First of all you need to Download and install the software including the run of setup.py such that we can assume, that you have the default configuration in ~/pySPACEcenter/.

Resources

We are going to process some simple example benchmark data. You can have a look at it in ~/pySPACEcenter/storage/example_summary/. When browsing through the data, you may have a look at one metadata file, e.g.:

author: David Feess
date: 20110324
storage_format: [csvUnnamed, real]
type: feature_vector
file_name: titanic.csv
label_column: 4
source: 'http://www.cs.toronto.edu/~delve/data/titanic/desc.html'
class_meaning: {"Target":"dead", "Standard":"survived"}
dataset_description: >
    The IDA Version of this dataset
    http://mldata.org/repository/data/viewslug/titanic-ida/
    is somehow broken, as it has only 24 instances.
    
    Therefore, we used the dataset available at
    http://www.cs.toronto.edu/~delve/data/titanic/desc.html
    and transformed as follows:
        
        adult -> 1.0
        child -> -1.0
        
        male -> 1.0
        female -> -1.0
        
        1st -> 4.0
        2nd -> 3.0
        3rd -> 2.0
        crew -> 1.0
        
        survived -> Standard
        dead -> Target

This data already comes with the whole structure for processing with pySPACE.

First Processing

After having a look at the data, we now want to apply a classification algorithm. This is done by applying an operation:

# concatenation of algorithms
type: node_chain
# path relative to storage
input_path: "example_summary"
runs : 2 # number of repetitions to catch randomness
node_chain: # the algorithms
    -   # load the data
        node: FeatureVectorSourceNode
    -   # random splitting into 60% training, 40% testing
        node: TrainTestSplitter
        parameters :
            train_ratio: 0.6
            random: True
    -   # normalize each feature to have
        node: GaussianFeatureNormalizationNode
    -   # a standard svm classifier (affine version)
        node : SorSvmNode
        parameters :
            complexity : 1
            kernel_type : "LINEAR"
            class_labels : ["Standard","Target"]
            max_iterations : 10
    -   # gather results and calculate performance
        node: PerformanceSinkNode
        parameters:
            ir_class: "Target"

You can start it in the command line directly in the pySPACE center by invoking:

python launch.py --operation examples/classification.yaml

Alternatively, you could change your current directory to pySPACE/run beforehand if you did not use the setup.py to create the required links.

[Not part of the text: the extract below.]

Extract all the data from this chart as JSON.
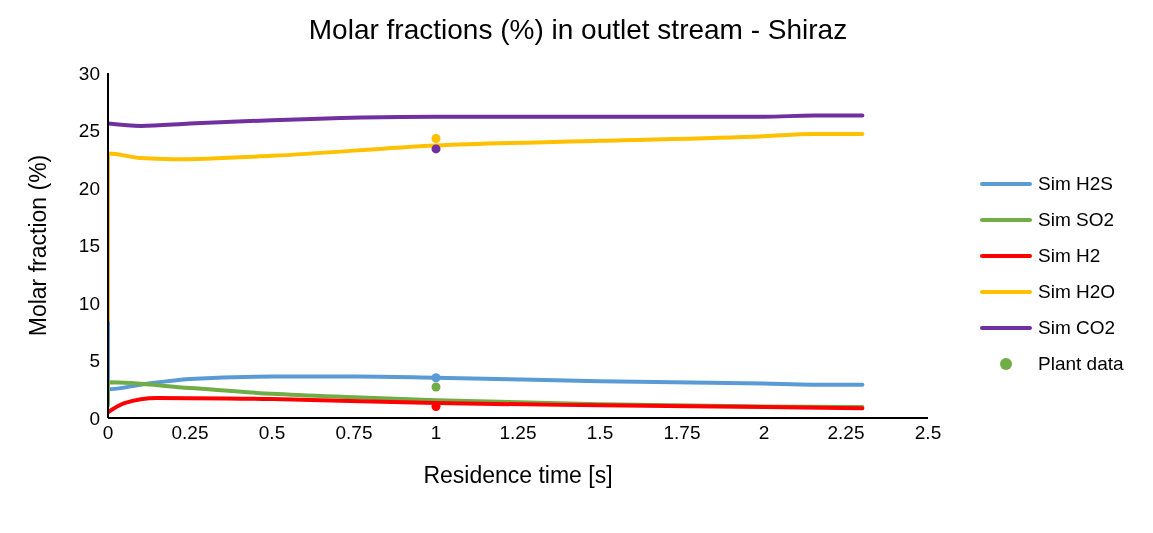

Now you should get some information on your setup and finally a progress bar. The result can now be found at ~/pySPACEcenter/storage/operation_results/CURRENT_DATE_TIME, where the time tag in the folder name corresponds to the start time of your algorithm. You may have a look at the short_result.csv. If you want to browse the result tabular, start performance_results_analysis.

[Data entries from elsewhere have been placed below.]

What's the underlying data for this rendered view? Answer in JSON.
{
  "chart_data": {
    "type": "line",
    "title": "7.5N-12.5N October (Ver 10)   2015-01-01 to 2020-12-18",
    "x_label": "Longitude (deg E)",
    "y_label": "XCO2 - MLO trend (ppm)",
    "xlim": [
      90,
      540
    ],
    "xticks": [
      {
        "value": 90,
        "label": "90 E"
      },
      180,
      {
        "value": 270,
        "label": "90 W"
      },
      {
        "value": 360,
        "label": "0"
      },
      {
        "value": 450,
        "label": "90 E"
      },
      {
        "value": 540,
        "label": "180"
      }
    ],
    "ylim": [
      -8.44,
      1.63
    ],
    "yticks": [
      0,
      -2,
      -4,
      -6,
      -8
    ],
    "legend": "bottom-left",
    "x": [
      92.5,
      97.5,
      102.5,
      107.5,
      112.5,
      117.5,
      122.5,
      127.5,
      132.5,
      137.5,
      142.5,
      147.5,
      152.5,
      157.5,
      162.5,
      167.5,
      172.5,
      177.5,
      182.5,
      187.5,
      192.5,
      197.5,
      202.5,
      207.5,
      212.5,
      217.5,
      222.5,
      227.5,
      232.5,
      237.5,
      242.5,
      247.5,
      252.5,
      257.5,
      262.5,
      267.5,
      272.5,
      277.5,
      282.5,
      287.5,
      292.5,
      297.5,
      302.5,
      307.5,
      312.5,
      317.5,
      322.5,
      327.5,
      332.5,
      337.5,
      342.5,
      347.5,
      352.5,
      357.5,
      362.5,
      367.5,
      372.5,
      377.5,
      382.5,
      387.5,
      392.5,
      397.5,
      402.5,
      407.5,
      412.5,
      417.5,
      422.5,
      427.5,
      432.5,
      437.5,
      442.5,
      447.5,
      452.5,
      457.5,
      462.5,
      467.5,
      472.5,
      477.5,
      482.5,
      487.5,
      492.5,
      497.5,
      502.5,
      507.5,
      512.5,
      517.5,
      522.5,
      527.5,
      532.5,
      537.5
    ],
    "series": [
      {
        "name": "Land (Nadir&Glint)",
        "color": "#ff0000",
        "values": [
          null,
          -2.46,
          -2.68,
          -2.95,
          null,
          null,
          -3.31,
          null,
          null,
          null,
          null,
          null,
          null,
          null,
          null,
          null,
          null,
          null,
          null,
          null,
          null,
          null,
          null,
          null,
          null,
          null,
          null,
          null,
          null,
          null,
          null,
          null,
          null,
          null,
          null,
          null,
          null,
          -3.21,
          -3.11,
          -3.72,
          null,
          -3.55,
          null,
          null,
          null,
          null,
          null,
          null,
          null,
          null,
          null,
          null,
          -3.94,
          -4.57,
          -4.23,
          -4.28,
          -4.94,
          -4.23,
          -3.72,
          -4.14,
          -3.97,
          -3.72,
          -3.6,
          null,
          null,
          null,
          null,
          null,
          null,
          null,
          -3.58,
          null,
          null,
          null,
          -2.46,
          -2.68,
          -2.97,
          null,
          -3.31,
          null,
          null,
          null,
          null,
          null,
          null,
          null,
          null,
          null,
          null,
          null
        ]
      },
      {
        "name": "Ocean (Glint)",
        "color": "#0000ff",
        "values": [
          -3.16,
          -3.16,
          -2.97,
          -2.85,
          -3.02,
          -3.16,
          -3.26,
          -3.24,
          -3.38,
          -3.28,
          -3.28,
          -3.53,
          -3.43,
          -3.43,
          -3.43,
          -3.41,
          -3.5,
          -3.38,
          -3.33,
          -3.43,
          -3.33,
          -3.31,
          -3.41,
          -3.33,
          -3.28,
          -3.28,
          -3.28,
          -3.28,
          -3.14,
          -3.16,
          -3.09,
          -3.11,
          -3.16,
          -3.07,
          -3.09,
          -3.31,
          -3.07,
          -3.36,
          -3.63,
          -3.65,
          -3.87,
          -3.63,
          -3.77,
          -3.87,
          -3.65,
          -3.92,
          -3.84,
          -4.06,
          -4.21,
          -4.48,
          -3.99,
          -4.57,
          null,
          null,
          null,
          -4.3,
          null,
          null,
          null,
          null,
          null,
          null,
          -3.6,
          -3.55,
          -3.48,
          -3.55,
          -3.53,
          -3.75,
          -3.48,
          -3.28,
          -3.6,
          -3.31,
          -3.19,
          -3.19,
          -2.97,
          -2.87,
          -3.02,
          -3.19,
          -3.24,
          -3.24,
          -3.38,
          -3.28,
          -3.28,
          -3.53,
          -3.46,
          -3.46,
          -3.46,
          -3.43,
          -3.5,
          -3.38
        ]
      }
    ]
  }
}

For having a faster execution using all cores of your PC, simply change the command to:

python launch.py --mcore --operation examples/classification.yaml

If you now want to compare different algorithms you can execute the following operation:

# concatenation of algorithms
type: node_chain
# path relative to storage
input_path: "example_summary"
runs : 3 # number of repetitions to catch randomness
parameter_ranges :
    __C__ : [0.05, 1.25]
    __Normalization__ : [GaussianFeatureNormalization,
                        EuclideanFeatureNormalization]
node_chain: # the algorithms
    -   # load the data
        node: FeatureVectorSourceNode
    -   # random splitting: 40% training, 60% testing
        node: TrainTestSplitter
        parameters :
            train_ratio: 0.4
            random: True
    -   # normalize each feature
        node: ${__Normalization__}
    -   # standard svm classifier (affine version)
        node : SorSvmNode
        parameters :
            complexity : ${__C__}
            kernel_type : "LINEAR"
            class_labels : ["Standard","Target"]
            max_iterations : 10
    -   # gather results and calculate performance
        node: PerformanceSinkNode
        parameters:
            ir_class: "Target"

This is done with the command:

python launch.py --mcore --operation examples/bench.yaml

When now browsing through the results as described above, you see a lot of more possible parameters.

Which parameter combination was the best? Complexity of 0.1 and GausianFeatureNormalization?

Using now List of all Nodes you can check the available algorithms and their parameters and play around with the specification files and change it. They should be found at ~/pySPACEcenter/specs/operations/examples/.